Last year’s infatuation with globally synchronized growth was at least understandable. From a certain, narrow point of view, Europe’s economy had accelerated. So, too, it seemed later in the year for the US economy. The Bank of Japan was actually talking about ending QQE with inflation in sight, and the PBOC was purportedly tightening as China’s economy appeared to many ready for its rebound.

Operating under these assumptions, no wonder all the world is stuck with a labor shortage. We’ve heard enough about it here in the United States, but the term was applied more universally than that. From last November:

Julian Evans-Pritchard, China economist at Capital Economics, said price pressures in China appeared strong on the back of still-rapid economic growth, a tight labour market, capacity cuts and temporary disruptions to industrial production.

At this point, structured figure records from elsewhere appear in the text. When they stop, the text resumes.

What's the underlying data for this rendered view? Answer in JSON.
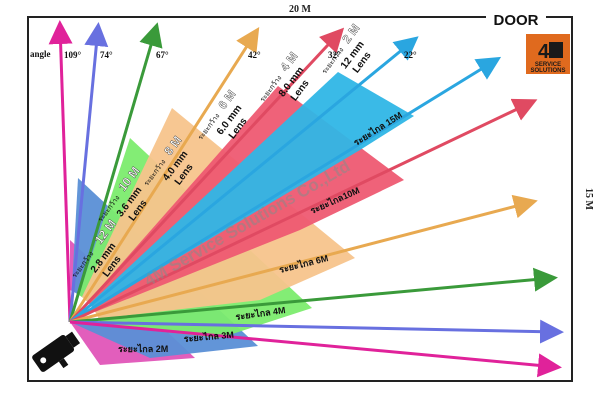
{
  "room": {
    "width_label": "20 M",
    "height_label": "15 M",
    "door_label": "DOOR"
  },
  "logo": {
    "top": "4",
    "bottom_line1": "SERVICE",
    "bottom_line2": "SOLUTIONS"
  },
  "watermark": "4M Service Solutions Co.,Ltd",
  "angle": {
    "title": "angle",
    "labels": [
      "109°",
      "74°",
      "67°",
      "42°",
      "32°",
      "22°"
    ]
  },
  "zones": [
    {
      "fov_label": "ระยะกว้าง",
      "width": "12 M",
      "lens_mm": "2.8 mm",
      "lens_word": "Lens",
      "distance_label": "ระยะไกล 2M",
      "color": "#e055b8"
    },
    {
      "fov_label": "ระยะกว้าง",
      "width": "10 M",
      "lens_mm": "3.6 mm",
      "lens_word": "Lens",
      "distance_label": "ระยะไกล 3M",
      "color": "#5a8fd6"
    },
    {
      "fov_label": "ระยะกว้าง",
      "width": "8 M",
      "lens_mm": "4.0 mm",
      "lens_word": "Lens",
      "distance_label": "ระยะไกล 4M",
      "color": "#7cec6e"
    },
    {
      "fov_label": "ระยะกว้าง",
      "width": "6 M",
      "lens_mm": "6.0 mm",
      "lens_word": "Lens",
      "distance_label": "ระยะไกล 6M",
      "color": "#f7c48c"
    },
    {
      "fov_label": "ระยะกว้าง",
      "width": "4 M",
      "lens_mm": "8.0 mm",
      "lens_word": "Lens",
      "distance_label": "ระยะไกล10M",
      "color": "#ee5a72"
    },
    {
      "fov_label": "ระยะกว้าง",
      "width": "2 M",
      "lens_mm": "12 mm",
      "lens_word": "Lens",
      "distance_label": "ระยะไกล 15M",
      "color": "#2fb6e6"
    }
  ],
  "colors": {
    "pink": "#e0229a",
    "blue": "#6870e0",
    "green": "#3a9a3a",
    "orange": "#e8a950",
    "red": "#e04a62",
    "cyan": "#2aa6e0",
    "border": "#222222"
  }
}
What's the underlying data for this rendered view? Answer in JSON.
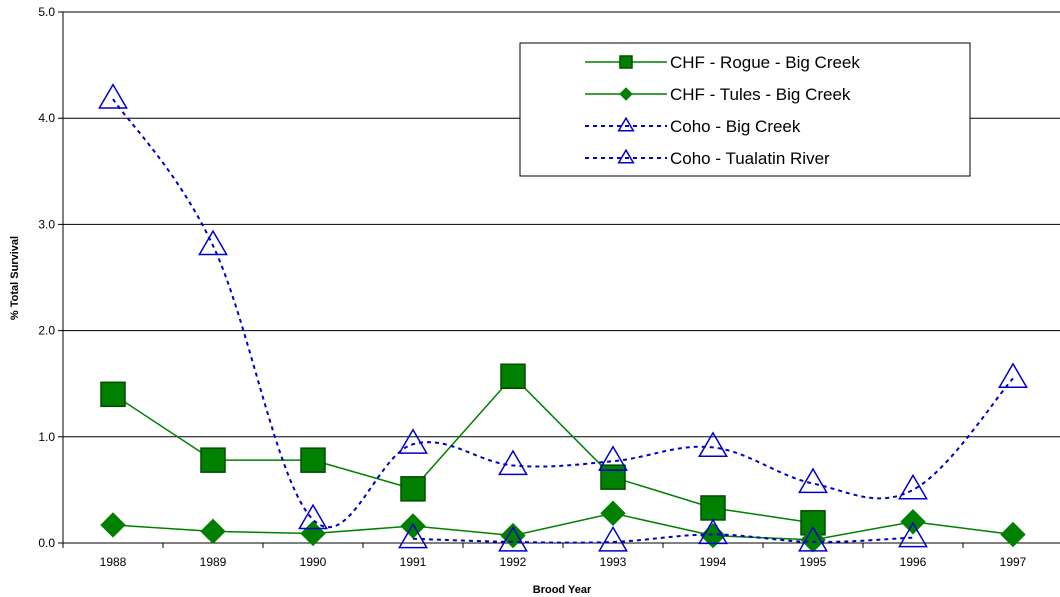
{
  "chart_data": {
    "type": "line",
    "title": "",
    "xlabel": "Brood Year",
    "ylabel": "% Total Survival",
    "categories": [
      "1988",
      "1989",
      "1990",
      "1991",
      "1992",
      "1993",
      "1994",
      "1995",
      "1996",
      "1997"
    ],
    "ylim": [
      0,
      5
    ],
    "yticks": [
      "0.0",
      "1.0",
      "2.0",
      "3.0",
      "4.0",
      "5.0"
    ],
    "grid": true,
    "legend_position": "top-right",
    "series": [
      {
        "name": "CHF -  Rogue -  Big Creek",
        "color": "#008000",
        "style": "solid",
        "marker": "square",
        "values": [
          1.4,
          0.78,
          0.78,
          0.51,
          1.57,
          0.62,
          0.33,
          0.19,
          null,
          null
        ]
      },
      {
        "name": "CHF -  Tules -  Big Creek",
        "color": "#008000",
        "style": "solid",
        "marker": "diamond",
        "values": [
          0.17,
          0.11,
          0.09,
          0.16,
          0.07,
          0.28,
          0.07,
          0.03,
          0.2,
          0.08
        ]
      },
      {
        "name": "Coho -  Big Creek",
        "color": "#0000cc",
        "style": "dotted",
        "marker": "triangle-open",
        "values": [
          4.18,
          2.8,
          0.22,
          0.93,
          0.73,
          0.77,
          0.9,
          0.56,
          0.5,
          1.55
        ]
      },
      {
        "name": "Coho -  Tualatin River",
        "color": "#0000cc",
        "style": "dotted",
        "marker": "triangle-open",
        "values": [
          null,
          null,
          null,
          0.04,
          0.01,
          0.01,
          0.08,
          0.01,
          0.05,
          null
        ]
      }
    ]
  }
}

“Price pressures may remain strong for a while longer as the anti-pollution campaign keeps commodity prices elevated and this feeds through into core inflation,” he said.

Still-rapid economic growth? That’s where it all falls apart, the mainstream tendency to view relative changes as greater than they ever are. The global economy and China with it wasn’t as bad in 2017 as it had been in 2016 or 2015. That should mean something substantial, but in this lost decade plus it really doesn’t.

In terms of consumers prices and consumer price indices, it was China’s PPI that this kind of commentary leaned on the most. Inflation hysteria was as much Chinese producers as US drug addicts.

But this, too, was a mistaken interpretation. As noted earlier this week, China’s upswing isn’t near forceful enough to produce the sustained cyclical forces required for the result equivalent to what people are talking about when they invoke globally synchronized growth. Commodity prices are up, but they aren’t really up; they are more aptly described as not being down as much.

That’s the big difference because it represents doubt, market doubt. Commodity investors want to be optimistic, but they’ve also seen all this before and not all that long ago (2014). Economists can talk about labor shortages all over the world, but they’ve been doing just that for years on end. The boom has to boom, it can’t stay imaginary forever.

The latest inflation update from China’s National Bureau of Statistics for April 2018 was, no surprise, more of the same. The Chinese Consumer Price Index (CPI) which had nearly hit the government’s 3% target in February is back down below 2% in April. At just 1.8%, that’s perfectly in line with the last six years, with the PBOC’s bank reserves, and most of all the PBOC’s bank reserves over the last six years.

Analysts were caught well off-guard last month when the PBOC seemingly out of the blue decided to cut the RRR. It belied wage pressures due to a “tight labor market” as well as the narrative about the Chinese central bank tightening monetary policy on the basis of seriously renewed economic strength. On top of that, there have been persistent (unconfirmed) reports that this one RRR cut won’t be the last.

There are other factors involved, too, in the RRR, but the message is clear enough and it’s not the one that centers on a worldwide tight labor market and globally synchronized growth. That’s commodity prices betting on the narrative but not too heavily.

In China’s PPI, overall producer prices have decelerated significantly since last year. The primary reason for so much worldwide attention to them was that they had declined for five years straight. Turning positive in later 2016 was supposed to have meant something, and it did, just not what everyone wanted.

It meant that the idea of global economic recovery, true recovery, was way ahead of itself even at a low retracing reflation. It was never confirmed by consumer prices (so much for rapid economic growth and a tight labor market) which was by far the more significant development in terms of Chinese prices. It’s that very dichotomy that we face in the spring of 2018.

I could understand to some extent the narrative about global growth, but inflation hysteria was plain ridiculous. But this is nothing new. It happens every three years or so. And it’s upside down under pressures of time; you would think that the longer something doesn’t happen the more people would realize it’s not likely to. Not in Economics, though, where the longer it goes without actual economic growth the more convinced everyone becomes that it will happen tomorrow.

Such rationalizations used to be the stuff of asset bubbles. No longer. All the world’s a labor shortage.